Monday, Mar. 27, 1950

Divorced. By Virginia ("Ginny") Simms, 31, toothy, Texas-born songstress of radio & screen: Hyatt Robert Dehn, 40, building contractor, who was dropped from New York's Social Register when he married Ginny; after nearly five years of marriage, two sons; in Santa Monica, Calif.

Died. Ralph Greenleaf, 50, dapper, 16-time world champion of pocket billiards; of bronchial pneumonia; in Philadelphia. Greenleaf, who did for pool what Babe Ruth did for baseball, set an official world's record in 1929 of 126 balls without a miss, once, in an exhibition match, pocketed 269 straight balls.

Died. General Muir S. ("Sandy") Fairchild, 55, No. 2 man of the U.S. Air Force (Vice Chief of Staff); of coronary thrombosis; at Fort Myer, Va.

Died. Basil Garwood ("Professor Lam-berti") Lambert, 58, "mad xylophonist" of vaudeville; after long illness; in Hollywood. Professor Lamberti's best known act: he played repeated xylophone encores, to wild applause, apparently unaware that a stripteuse was performing behind his back.

Died. Ernest Hurst Cherrington, 72, tireless prohibitionist, founder (1919) of the World League Against Alcoholism, onetime editor of Anti-Saloon League publications (The American Issue, The American Patriot); of cancer; in Worthington, Ohio.

Died. Edgar Rice Burroughs, 74, multimillionaire creator of Tarzan; in Encino, Calif. Since 1914, his 23 Tarzan books have sold nearly 30 million copies in 58 languages and dialects. Other sources of income: royalties on 26 movies that netted him over $5,000,000; comic strips once published in 400 newspapers; a score of trademark classifications on apeman articles from G-strings to bread-wrappers.

Died. Dr. Adolf Meyer, 83, Swiss-born doctor who became one of the U.S.'s topflight psychiatric teachers and researchers, director for 31 years of Johns Hopkins's Henry Phipps Psychiatric Clinic; in Baltimore.

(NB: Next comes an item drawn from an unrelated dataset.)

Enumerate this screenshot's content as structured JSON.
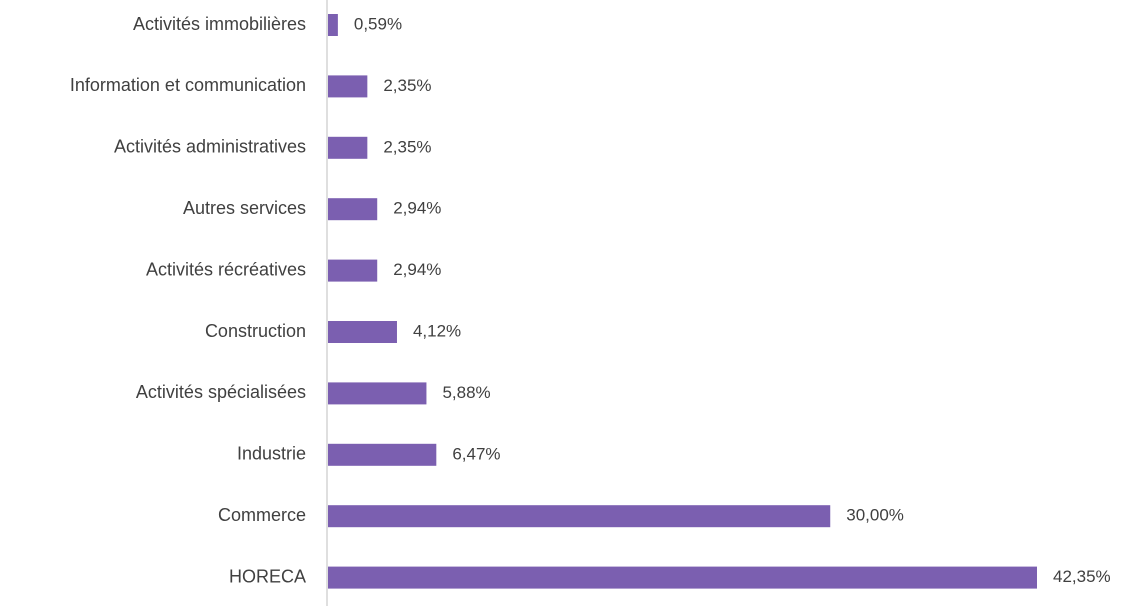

Died. Ellis A. Gimbel, 84, department-store magnate (Gimbel Brothers, Inc., Saks Fifth Avenue), philanthropist; in Philadelphia.

Died. Alice Stone Blackwell, 92, pioneer suffragette, daughter of Bloomer Girl Lucy Stone and Abolitionist Henry B. Blackwell; in Cambridge, Mass. Spinster Blackwell once remarked, after women had been voting for 25 years: "Women's suffrage hasn't done all the good we intended it should [but] neither has it done the harm its opponents predicted."